HONEY GINGER CAKE.—

Rub together a pound of sifted flour and three-quarters of a pound of fresh butter. Mix in, a tea-cup of fine brown sugar, two large table-spoonfuls of strong ginger, and (if you like them) two table-spoonfuls of carraway seeds. Having beaten five eggs, add them to the mixture alternately with a pint of strained honey; stirring in towards the last a small tea-spoonful of pearl-ash, that has been melted in a very little vinegar.
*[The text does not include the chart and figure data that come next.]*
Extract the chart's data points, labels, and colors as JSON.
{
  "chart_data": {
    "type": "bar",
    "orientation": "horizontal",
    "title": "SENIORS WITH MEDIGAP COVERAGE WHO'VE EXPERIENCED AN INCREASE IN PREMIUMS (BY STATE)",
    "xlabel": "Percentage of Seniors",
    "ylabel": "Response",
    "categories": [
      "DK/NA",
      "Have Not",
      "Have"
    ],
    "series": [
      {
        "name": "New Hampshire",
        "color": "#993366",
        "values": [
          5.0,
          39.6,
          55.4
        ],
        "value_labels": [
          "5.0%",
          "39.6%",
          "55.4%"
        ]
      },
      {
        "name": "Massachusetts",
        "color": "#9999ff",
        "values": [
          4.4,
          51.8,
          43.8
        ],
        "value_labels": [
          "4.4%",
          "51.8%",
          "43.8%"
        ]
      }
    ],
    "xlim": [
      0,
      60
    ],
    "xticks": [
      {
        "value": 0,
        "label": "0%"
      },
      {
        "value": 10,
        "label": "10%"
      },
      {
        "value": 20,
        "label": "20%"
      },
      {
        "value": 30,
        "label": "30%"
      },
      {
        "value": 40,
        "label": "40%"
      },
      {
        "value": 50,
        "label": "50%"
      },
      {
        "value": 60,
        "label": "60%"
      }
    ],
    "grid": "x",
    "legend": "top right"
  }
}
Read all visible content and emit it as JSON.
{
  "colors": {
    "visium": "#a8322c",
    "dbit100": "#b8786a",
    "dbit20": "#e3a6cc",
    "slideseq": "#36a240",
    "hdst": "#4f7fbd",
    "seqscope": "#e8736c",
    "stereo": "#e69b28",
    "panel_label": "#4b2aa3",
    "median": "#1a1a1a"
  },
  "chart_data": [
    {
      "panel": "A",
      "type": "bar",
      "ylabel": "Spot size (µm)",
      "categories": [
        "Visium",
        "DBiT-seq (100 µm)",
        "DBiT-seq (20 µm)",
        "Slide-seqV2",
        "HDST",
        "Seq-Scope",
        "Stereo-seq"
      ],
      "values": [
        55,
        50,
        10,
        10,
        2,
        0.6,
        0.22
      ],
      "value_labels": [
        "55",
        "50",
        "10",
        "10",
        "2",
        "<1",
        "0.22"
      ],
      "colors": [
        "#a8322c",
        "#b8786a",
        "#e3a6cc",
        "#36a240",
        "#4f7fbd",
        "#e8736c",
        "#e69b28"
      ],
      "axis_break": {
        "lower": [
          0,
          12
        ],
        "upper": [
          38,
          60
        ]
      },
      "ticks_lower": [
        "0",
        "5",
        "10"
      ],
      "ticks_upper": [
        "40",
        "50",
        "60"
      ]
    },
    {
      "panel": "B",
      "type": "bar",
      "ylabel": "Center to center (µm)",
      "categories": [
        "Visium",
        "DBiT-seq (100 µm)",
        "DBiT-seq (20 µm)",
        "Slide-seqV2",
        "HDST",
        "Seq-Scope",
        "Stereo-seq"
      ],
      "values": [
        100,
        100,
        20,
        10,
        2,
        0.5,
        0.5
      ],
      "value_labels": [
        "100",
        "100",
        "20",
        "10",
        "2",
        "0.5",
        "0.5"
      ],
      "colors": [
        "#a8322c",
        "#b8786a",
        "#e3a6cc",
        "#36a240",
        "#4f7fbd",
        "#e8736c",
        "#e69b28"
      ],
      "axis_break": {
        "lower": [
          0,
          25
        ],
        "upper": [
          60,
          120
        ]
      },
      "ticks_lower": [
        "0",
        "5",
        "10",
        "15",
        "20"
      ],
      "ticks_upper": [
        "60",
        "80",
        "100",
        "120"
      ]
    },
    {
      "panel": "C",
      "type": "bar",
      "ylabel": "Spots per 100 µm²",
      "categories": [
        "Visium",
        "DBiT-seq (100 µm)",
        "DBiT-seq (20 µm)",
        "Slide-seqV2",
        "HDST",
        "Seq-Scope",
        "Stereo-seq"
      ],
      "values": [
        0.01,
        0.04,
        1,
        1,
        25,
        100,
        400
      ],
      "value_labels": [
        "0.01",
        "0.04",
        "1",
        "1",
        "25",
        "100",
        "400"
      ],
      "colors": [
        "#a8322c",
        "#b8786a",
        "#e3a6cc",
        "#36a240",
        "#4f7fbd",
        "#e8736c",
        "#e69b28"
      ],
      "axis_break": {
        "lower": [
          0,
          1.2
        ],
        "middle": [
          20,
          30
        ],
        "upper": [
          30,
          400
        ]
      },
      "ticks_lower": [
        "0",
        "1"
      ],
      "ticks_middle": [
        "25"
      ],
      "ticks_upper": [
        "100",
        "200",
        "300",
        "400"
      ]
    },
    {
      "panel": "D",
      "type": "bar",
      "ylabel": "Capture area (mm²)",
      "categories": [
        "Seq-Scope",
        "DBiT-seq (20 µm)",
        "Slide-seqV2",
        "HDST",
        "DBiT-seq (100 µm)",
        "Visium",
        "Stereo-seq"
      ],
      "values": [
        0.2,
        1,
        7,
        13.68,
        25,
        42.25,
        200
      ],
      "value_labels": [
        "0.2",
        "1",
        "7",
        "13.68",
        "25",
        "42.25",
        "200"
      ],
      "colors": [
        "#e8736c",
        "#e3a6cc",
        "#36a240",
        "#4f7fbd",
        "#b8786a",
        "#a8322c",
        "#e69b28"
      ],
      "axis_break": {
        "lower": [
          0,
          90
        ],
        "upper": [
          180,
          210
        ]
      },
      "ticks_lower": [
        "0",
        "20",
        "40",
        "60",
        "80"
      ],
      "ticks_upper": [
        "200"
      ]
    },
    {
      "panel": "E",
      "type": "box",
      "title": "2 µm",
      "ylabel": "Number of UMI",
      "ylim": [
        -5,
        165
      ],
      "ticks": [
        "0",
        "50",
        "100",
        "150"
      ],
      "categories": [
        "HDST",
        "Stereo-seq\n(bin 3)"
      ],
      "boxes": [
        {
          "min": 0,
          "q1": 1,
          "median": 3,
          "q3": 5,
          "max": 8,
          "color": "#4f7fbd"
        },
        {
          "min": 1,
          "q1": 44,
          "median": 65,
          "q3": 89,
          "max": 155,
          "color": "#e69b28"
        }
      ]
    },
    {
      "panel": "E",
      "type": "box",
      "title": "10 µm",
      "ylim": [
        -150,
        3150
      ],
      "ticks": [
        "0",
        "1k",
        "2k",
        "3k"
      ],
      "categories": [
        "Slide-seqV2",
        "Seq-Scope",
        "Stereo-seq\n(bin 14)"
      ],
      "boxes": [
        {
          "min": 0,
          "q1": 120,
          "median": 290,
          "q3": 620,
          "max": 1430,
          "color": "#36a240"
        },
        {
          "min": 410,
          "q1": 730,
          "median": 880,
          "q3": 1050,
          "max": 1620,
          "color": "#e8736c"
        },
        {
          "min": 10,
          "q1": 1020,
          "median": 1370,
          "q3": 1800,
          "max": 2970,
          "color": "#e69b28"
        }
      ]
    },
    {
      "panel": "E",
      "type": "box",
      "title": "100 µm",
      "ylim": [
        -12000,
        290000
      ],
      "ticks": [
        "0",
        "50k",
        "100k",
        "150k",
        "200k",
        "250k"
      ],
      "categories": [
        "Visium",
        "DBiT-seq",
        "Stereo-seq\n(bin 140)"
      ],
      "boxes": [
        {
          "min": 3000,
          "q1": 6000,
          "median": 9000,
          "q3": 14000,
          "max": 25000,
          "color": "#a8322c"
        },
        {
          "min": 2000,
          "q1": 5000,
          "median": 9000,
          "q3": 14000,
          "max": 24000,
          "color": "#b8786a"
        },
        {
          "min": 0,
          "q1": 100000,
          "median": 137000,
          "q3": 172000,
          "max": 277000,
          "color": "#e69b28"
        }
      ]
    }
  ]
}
Having beaten or stirred the mixture long enough to make it perfectly light, transfer it to a square iron or block-tin pan, (which must be well buttered,) put it into a moderate oven, and bake it an hour or more, in proportion to its thickness.

When cool, cut it into squares. It is best if eaten fresh, but it will keep very well a week.

ROCK CAKE.—

Blanch three-quarters of a pound of shelled sweet almonds, and bruise them fine in a mortar, but not to a smooth paste as for maccaroons. Add, as you pound them, a little rose-water. Beat to a stiff froth the whites of four eggs, and then beat in gradually a pound of powdered loaf-sugar. Add the juice of a lemon. Then mix in the pounded almonds. Flour your hands, and make the mixture into little cones or pointed cakes. Spread sheets of damp, thin, white paper on buttered sheets of tin, and put the rock cakes on it, rather far apart. Sprinkle each with powdered loaf-sugar. Bake them of a pale brown, in a brisk oven. They will be done in a few minutes.

When cold, take them off the papers.

FROZEN CUSTARD.—

Slice a vanilla bean, and boil it slowly in half a pint of milk, till all the strength is extracted and the milk highly flavoured with the vanilla. Then strain it, and set it aside. Mix a quart of cream and a pint of milk, or, if you cannot procure cream, take three pints of rich milk, and put them into a skillet or sauce-pan. Set it on hot coals, and boil it. When it has come to a boil, mix a table-spoonful of flour in three table-spoonfuls of milk, and stir it into the boiling liquid. Afterwards add six eggs, (which have been beaten up with two table-spoonfuls of milk,) pouring them slowly into the mixture. Take care to stir it all the time it is boiling. Five minutes after, stir in gradually half a pound of powdered loaf-sugar, and then the decoction of vanilla. Having stirred it hard a few moments, take it off the fire, and set it to cool. When quite cold, put it into a mould and freeze it, as you would ice-cream, for which it frequently passes.

You may flavour it with the juice of two large lemons, stirred in just before you take it from the fire, or with a quarter of a pound of shelled bitter almonds, blanched, pounded in a mortar with rose-water, and then boiled in half a pint of milk, till the flavour is extracted. Then use the milk only.